Operadores de carga e de correio aéreo revindicam melhores infraestruturas nos aeroportos nacionais
Nos últimos anos, o sector de carga aérea tem vindo a registar um crescimento acelerado. Dados que não nos deixem mentir: só em 2018, o país atingiu cerca de 14,032.9 toneladas de carga aérea.
O incremento de carga é tido como satisfatório, pois apesar da desaceleração económica que se verificou nos anos anteriores, o sector de carga aérea cresceu bastante. Esta abordagem é sustentada pelo Director-geral da LAM, João Carlos Pó Jorge: “obviamente que em 2013 houve uma queda porque a economia desacelerou, mas a partir de 2015/16 começamos a ver um crescimento e, obviamente, que agora este crescimento aumentou”. Um pronunciamento sustentado: “South African Airlines não tinha nenhum voo por semana para Moçambique, agora já tem três, quatro voos…”

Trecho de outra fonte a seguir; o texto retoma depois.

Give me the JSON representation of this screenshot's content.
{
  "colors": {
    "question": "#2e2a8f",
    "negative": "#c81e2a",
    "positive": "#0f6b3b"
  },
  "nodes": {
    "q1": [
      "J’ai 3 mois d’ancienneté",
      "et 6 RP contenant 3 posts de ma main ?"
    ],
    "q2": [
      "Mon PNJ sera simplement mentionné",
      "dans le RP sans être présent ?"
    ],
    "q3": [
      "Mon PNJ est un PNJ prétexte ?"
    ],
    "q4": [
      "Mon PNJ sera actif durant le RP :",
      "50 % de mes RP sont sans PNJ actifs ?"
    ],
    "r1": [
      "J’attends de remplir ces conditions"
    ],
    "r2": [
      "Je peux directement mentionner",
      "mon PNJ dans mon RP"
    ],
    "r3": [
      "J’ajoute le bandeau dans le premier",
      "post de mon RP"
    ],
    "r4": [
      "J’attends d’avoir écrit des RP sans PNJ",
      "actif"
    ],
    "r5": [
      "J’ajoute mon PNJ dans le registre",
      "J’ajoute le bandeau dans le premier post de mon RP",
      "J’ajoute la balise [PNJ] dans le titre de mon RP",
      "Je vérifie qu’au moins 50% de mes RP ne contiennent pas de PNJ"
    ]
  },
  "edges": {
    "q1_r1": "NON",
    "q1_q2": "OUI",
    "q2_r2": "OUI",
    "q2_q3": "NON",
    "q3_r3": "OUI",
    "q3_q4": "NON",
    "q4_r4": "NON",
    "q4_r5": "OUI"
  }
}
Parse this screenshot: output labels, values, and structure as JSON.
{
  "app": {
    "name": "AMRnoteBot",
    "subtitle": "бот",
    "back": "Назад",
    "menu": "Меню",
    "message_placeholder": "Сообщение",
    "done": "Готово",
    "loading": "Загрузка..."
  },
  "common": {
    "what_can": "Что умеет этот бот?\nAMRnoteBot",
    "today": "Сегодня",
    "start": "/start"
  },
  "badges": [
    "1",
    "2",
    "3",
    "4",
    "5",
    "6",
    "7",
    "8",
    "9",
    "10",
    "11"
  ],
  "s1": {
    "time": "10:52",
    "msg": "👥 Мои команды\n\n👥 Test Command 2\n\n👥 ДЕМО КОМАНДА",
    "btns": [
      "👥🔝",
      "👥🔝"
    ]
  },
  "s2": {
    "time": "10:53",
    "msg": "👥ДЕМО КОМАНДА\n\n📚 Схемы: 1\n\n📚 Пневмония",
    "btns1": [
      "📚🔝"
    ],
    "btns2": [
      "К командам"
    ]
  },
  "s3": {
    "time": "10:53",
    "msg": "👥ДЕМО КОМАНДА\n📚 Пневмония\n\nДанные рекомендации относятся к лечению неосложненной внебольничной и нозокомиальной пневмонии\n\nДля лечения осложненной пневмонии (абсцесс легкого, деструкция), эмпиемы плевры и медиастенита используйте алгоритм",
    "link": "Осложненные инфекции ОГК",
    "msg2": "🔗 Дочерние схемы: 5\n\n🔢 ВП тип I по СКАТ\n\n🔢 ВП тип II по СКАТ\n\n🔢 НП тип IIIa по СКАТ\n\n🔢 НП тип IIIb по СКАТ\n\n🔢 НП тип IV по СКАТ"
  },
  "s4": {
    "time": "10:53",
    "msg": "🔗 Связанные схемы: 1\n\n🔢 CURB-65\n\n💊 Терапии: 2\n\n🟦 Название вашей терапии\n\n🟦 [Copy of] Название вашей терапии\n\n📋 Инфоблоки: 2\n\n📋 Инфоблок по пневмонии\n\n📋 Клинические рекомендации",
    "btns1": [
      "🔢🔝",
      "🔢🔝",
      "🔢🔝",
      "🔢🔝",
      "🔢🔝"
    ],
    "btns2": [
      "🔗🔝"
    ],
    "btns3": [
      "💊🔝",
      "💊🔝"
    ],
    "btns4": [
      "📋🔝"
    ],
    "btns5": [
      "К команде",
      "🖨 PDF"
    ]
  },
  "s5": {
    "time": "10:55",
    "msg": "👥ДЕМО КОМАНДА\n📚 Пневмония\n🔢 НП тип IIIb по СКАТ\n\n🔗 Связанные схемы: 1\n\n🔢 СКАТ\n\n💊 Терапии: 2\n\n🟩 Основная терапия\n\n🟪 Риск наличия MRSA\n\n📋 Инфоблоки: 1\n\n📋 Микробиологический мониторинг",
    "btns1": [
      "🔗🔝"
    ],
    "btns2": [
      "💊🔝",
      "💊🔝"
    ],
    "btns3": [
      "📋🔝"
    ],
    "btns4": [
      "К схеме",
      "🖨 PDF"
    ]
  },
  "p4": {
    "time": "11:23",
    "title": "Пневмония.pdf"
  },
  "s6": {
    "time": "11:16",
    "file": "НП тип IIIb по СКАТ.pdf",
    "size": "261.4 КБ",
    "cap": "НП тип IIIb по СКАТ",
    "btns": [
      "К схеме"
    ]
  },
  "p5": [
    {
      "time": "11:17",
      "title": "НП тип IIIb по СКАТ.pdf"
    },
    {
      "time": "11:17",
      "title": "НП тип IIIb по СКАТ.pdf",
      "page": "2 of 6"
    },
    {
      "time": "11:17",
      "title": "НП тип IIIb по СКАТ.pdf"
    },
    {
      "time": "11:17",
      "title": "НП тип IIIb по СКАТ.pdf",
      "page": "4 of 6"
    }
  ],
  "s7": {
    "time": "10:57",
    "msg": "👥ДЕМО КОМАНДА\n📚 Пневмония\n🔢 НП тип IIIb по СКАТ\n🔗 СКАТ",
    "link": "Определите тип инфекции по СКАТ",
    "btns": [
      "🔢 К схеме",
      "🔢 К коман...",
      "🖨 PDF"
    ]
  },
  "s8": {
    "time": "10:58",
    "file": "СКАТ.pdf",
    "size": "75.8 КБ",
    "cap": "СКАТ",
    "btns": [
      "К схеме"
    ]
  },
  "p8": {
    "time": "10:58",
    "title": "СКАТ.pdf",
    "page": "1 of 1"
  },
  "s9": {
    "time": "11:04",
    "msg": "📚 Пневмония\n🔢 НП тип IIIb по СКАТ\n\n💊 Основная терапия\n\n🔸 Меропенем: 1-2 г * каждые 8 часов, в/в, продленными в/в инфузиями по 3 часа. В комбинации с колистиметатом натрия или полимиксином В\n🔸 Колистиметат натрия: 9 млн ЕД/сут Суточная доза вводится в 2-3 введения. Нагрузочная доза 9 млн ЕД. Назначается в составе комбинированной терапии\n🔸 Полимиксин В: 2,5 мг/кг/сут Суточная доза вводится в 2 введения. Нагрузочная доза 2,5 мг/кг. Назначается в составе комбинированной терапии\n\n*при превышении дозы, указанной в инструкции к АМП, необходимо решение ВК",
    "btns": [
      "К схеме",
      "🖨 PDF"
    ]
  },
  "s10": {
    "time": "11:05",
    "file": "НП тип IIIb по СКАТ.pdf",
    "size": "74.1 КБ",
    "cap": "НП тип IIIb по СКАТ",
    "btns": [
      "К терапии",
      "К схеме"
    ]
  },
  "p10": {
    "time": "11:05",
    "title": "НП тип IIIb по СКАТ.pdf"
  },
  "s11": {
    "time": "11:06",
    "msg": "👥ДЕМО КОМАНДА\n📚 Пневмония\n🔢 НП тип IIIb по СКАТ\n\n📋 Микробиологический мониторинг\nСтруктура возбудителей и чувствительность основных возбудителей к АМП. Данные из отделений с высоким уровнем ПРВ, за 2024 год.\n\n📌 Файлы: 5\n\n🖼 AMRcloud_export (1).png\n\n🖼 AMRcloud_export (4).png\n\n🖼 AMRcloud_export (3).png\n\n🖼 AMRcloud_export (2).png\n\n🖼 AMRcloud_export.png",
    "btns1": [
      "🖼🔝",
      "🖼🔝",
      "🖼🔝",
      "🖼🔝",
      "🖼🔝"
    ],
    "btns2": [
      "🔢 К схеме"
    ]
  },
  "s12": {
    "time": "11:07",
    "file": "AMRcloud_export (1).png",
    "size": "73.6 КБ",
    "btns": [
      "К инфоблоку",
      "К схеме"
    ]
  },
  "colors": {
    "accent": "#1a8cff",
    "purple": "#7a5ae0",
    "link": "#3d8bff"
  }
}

Apesar destes bons sinais, operadores do sector de carga e correio no mercado nacional revindicam o melhoramento das infraestruturas aeroportuários. A inexistência de mecanismos de conservação de frios é um dos constrangimentos que os operadores se deparam quando querem transportar frios. “Temos tido muitas dificuldades”, lamentou Dário Nuvunga, Director-geral-adjunto da empresa Portador Diário.
Ainda de acordo com Nuvunga, outro constrangimento que diminui a compectividade do sector de carga aérea é o tempo que a carga leva para chegar ao destino, o que, segundo as suas palavras, leva muitos clientes a abandonar o transporte aéreo para o transporte terrestre.

João Carlos Po Jorge -Diretor Geral da LAM
“Se pudéssemos melhorar a disponibilidade e o escoamento de carga poderia dinamizar e elevar com que haja mais demanda na requisição de serviços”, acrescentou.
Em resposta a preocupação dos operadores, João Carlos Pó Jorge disse que a companhia de bandeira nacional está neste momento a unificar as frotas por forma a reduzir o tempo de desembarque da carga.
“Nós já iniciamos um processo de uniformização da frota que envolve a substituição dos Embraer 190 por Boeing 777. Já temos cá dois Boeing 777 e o segundo chegou agora em Março. O Boeing oferece mais capacidade de carga, o que vai dar mais possibilidade de responder a ansiedade destes operadores de correio”, revolou Pó Jorge.
Para Amade Camal, PCA da Sir Motors, o que falta em termos infraestruturais é muito pouco e o país pode alcançar.
“Eu estou convencido de que se houver economia de escala, os aeroportos facilmente poderão equipar-se”, sustentou Amade Camal.
Em jeito de recomendação, o Administrador dos Aeroportos de Portugal, Francisco Vieira Pita, disse que Moçambique deve apostar nas infraestruturas e garantir que os aeroportos sejam eficientes.
“Como gestores de infraestruturas o que acreditamos é que se conseguimos ter aeroportos extremamente eficientes, conseguimos, por essa via, dar o nosso contributo e fazer com que esse desenvolvimento de tráfego aconteça”, afirmou Vieira Pita.
Vieira Pita disse ainda que Moçambique deve tirar partido da sua rede territorial: “Moçambique tem uma rede territorial de aeroportos muito bem localizados e, portanto, nós acreditamos que é possível tirar partido desse potencial que já existe e com isso promover o desenvolvimento ainda maior. Do ponto de vista estratégico, era muito importante garantir rapidamente a continuidade do desenvolvimento das infraestruturas aeroportuárias e em conjunto com isso procurar também um alinhamento dos vários players do sector quer a nível da carga quer a nível dos passageiros para se conseguir ter uma forma inteirada de actuação.
Para a superação destes e outros entraves, o IACM anunciou estar em curso a produção de uma Masterplan há dez anos que vai envolver todos os parceiros do conselho aeronáutico.